北風倒真有些意外,原來看似冷如冰雪的於小婉竟也有這般小女子的模樣。
其實這並無什麼好意外的,隻不過是他從未用心去觀察過除了楚紅綾外的其他女子,在他的內心世界裏,從來就隻關心楚紅綾一人的事情。
他又想起楚紅綾,想起她也愛這樣撒著嬌,然後溫順的靠進自己懷裏,於是他的心一下子沉到了海底,胸口發悶,好像呼吸都已成為一種艱辛的事。
琴姨愛撫著於小婉的腦袋,順著她的長發溫柔的撫摸,笑的也十分和藹,道,“我和你王伯伯過得還好,隻是經常會掛念你,對了,你回皇宮裏去了麼?”
於小婉道,“還沒有呢。”
琴姨失笑道,“你先到我這裏來,你父皇又該吃醋了。”
於小婉嗔道,“他才不會呢,他心裏隻有他那幾個兒子。”
大羽國乃是尚武好戰之國,上戰場領兵作戰,通常男兒比女兒更適合,而大羽國的皇帝生有三兒一女,他經常教育三個兒子上馬打天下和下馬治國的道理,卻不怎麼教女兒這些東西,因為這件事,於小婉心有不滿,所以才說了這麼句暗含醋意的話。

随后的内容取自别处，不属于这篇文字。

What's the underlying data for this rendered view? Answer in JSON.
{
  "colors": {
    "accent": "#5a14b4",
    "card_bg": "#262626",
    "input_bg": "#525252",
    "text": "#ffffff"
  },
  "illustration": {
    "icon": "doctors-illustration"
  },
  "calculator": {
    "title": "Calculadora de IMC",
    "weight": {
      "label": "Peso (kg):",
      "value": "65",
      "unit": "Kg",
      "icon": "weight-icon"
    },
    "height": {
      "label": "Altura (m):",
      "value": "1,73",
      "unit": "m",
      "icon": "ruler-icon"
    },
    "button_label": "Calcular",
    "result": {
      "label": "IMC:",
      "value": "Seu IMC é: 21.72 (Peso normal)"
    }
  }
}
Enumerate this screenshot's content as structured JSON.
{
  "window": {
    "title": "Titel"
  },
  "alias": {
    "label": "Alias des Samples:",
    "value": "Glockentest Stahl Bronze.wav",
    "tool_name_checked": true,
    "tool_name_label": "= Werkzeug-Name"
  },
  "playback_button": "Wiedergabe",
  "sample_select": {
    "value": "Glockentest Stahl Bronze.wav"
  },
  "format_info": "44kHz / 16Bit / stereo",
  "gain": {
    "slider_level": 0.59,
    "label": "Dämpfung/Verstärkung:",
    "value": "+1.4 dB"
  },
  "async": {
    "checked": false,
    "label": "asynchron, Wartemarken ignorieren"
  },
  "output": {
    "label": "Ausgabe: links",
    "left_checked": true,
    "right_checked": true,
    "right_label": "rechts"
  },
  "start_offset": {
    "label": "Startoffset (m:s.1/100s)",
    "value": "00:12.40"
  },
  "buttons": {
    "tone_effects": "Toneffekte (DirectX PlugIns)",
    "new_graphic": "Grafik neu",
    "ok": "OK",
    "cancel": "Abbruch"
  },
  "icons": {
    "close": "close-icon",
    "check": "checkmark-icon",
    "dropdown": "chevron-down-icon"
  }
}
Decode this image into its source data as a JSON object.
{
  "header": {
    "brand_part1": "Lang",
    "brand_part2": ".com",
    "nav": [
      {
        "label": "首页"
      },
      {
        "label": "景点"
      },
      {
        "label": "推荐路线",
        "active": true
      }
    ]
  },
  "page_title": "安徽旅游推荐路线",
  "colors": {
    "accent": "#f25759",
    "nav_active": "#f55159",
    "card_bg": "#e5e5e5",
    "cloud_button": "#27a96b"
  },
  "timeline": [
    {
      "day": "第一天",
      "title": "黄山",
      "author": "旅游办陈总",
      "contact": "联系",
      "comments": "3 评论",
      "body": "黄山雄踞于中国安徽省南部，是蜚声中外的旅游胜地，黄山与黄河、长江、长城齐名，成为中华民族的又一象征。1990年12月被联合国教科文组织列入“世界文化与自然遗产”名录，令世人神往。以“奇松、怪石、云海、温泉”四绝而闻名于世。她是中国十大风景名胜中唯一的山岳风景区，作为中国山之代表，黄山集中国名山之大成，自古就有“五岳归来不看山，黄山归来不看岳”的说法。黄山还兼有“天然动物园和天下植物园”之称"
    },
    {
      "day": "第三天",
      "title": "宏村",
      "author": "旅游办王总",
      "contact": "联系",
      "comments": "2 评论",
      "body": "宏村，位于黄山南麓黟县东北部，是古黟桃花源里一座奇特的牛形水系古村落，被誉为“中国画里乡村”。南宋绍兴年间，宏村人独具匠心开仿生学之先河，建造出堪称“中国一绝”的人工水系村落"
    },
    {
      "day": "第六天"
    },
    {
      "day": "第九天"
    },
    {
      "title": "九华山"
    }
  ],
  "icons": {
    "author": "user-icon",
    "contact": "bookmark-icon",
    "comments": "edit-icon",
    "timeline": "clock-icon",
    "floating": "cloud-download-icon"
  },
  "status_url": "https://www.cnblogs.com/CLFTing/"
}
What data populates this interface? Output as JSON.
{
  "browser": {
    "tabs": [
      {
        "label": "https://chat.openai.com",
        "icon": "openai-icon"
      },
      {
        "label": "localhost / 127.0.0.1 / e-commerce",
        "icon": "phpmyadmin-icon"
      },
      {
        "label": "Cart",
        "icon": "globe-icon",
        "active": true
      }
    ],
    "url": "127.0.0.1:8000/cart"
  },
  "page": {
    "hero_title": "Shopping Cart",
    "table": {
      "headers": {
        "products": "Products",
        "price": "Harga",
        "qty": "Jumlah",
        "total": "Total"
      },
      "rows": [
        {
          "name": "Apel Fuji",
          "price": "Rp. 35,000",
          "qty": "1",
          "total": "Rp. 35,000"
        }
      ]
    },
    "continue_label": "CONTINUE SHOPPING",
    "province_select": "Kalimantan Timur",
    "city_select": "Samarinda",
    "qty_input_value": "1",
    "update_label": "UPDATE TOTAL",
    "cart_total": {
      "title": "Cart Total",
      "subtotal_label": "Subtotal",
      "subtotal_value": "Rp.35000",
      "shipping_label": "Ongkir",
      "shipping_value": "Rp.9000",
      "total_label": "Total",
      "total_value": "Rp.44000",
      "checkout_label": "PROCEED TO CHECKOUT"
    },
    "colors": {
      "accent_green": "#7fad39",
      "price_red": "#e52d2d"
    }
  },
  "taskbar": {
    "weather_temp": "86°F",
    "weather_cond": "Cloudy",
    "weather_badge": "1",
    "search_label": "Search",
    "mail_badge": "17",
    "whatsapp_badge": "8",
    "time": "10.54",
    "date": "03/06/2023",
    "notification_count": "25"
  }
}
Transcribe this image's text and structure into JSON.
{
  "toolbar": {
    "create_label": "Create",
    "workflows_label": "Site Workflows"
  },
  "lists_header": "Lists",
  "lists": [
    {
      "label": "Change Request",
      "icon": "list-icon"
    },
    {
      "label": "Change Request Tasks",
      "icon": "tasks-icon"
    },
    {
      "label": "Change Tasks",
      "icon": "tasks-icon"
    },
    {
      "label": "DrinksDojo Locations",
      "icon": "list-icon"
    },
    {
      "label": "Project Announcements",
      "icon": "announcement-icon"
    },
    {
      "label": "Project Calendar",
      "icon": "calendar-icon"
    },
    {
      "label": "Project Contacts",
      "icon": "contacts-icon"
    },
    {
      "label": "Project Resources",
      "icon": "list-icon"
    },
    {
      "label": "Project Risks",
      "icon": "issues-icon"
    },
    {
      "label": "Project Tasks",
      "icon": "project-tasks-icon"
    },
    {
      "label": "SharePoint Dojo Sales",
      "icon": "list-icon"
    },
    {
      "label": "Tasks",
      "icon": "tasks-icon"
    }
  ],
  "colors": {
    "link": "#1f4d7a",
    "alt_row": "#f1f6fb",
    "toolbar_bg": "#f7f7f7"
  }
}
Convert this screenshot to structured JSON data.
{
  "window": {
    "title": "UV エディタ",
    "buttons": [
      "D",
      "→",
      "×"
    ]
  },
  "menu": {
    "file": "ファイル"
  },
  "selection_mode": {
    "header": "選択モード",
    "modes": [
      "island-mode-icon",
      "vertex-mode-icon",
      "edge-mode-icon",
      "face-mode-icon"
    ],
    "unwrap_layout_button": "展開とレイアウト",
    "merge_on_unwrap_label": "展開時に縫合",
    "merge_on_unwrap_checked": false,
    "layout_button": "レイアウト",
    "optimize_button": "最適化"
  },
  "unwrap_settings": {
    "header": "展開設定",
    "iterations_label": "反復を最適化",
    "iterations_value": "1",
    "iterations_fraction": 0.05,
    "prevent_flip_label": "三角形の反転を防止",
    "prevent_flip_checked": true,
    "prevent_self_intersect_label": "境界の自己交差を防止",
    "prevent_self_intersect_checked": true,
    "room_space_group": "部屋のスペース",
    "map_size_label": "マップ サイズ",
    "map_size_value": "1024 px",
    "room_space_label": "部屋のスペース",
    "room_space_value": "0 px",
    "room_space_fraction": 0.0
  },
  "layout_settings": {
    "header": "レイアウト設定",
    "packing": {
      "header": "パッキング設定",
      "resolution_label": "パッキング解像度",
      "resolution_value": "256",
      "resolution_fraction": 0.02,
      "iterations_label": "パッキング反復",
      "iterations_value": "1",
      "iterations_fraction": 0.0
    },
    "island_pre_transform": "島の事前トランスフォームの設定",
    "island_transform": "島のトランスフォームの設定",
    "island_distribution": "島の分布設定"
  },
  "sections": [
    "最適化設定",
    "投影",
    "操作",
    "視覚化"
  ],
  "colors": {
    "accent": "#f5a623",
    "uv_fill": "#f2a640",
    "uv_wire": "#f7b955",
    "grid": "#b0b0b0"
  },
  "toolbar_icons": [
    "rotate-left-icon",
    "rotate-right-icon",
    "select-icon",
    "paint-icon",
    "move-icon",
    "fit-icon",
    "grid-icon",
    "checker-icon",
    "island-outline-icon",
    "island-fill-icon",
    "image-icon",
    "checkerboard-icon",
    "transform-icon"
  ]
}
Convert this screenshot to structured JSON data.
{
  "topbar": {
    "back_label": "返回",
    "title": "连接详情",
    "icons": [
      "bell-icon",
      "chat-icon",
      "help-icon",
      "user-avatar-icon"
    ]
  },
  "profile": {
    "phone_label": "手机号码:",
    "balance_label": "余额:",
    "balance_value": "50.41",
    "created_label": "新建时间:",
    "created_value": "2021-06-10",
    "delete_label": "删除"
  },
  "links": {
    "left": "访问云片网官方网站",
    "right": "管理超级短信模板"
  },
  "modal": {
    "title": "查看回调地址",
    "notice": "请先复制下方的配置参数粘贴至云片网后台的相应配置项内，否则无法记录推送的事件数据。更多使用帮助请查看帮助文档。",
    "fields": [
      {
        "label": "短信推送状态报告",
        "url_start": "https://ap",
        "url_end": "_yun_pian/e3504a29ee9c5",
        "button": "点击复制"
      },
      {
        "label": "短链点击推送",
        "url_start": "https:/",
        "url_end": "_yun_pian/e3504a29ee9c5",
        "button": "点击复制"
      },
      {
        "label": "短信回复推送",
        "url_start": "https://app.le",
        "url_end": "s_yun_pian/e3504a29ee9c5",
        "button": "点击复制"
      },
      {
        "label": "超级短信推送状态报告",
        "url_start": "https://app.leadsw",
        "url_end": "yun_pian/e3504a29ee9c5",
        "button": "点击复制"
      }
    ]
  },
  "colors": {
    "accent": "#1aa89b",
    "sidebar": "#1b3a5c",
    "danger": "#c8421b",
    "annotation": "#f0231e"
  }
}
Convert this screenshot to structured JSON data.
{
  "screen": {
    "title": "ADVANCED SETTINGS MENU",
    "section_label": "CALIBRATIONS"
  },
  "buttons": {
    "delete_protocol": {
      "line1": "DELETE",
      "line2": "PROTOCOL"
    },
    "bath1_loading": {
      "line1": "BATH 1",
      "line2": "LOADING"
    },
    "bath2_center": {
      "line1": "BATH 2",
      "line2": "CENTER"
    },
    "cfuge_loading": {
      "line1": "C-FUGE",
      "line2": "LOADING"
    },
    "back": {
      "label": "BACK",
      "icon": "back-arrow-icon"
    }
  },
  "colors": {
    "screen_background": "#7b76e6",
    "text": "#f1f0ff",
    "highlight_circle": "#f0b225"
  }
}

琴姨道,“傻丫頭,你父皇心裏怎麼會沒有你呢,你可是他的女兒,而且是唯一的女兒。”
一旁的中年男子也是心裏通透,笑著附和道,“你琴姨說得不錯,皇上之所以不教你打仗治國之道,是不想讓你沾上這些苦活累活罷了,你一個女子之身,何必去經受戰事的折騰呢?”
於小婉反駁道,“父皇他分明是重男輕女,女子怎麼了,不一樣可以上戰場嗎。”
中年男子失笑的搖了搖頭,眼裏充滿了無奈,他知道憑旁人一句話是決計勸不過她的,哪怕是她最親近的人。
親人重逢,兀自歡顏問候,家長裏短,北風呆呆的站在一邊,卻好像是個透明人似的。
又過了良久,兩人終於分開,於小婉抬起頭來,與琴姨相視含笑。
這時,中年男子才看了眼北風,對於小婉道,“婉兒,這位是?”
於小婉臉上忽有紅暈,她也察覺到自己臉上發熱,不敢偏頭,不是為了躲避中年男子,而是為了躲避北風,隻怯怯的盯了琴姨一眼,又立馬頷首垂眼,道,“他是我的一位朋友。”
北風微微俯首,抱拳道,“晚輩北風,見過兩位前輩!”
琴姨點了點頭,隻淡淡瞟了一眼便已打量清楚,見這少年衣著平常,不像是富貴子弟,十五六歲的模樣,神色中還有一絲稚氣,卻不知是什麼來頭?
她剛才見於小婉似有些羞怯,當下一怔,這些年還是第一次在她臉上發現這種羞意,同為女子,她自然立馬明白了其中含義,忍不住又多看了北風一眼。
琴姨笑道,“既然是你的朋友,你不介紹介紹麼?”
於小婉抬頭道,“他也是靈武宗的弟子,是我的師弟,而且他這次是專程前來天機營,為了一些情報。”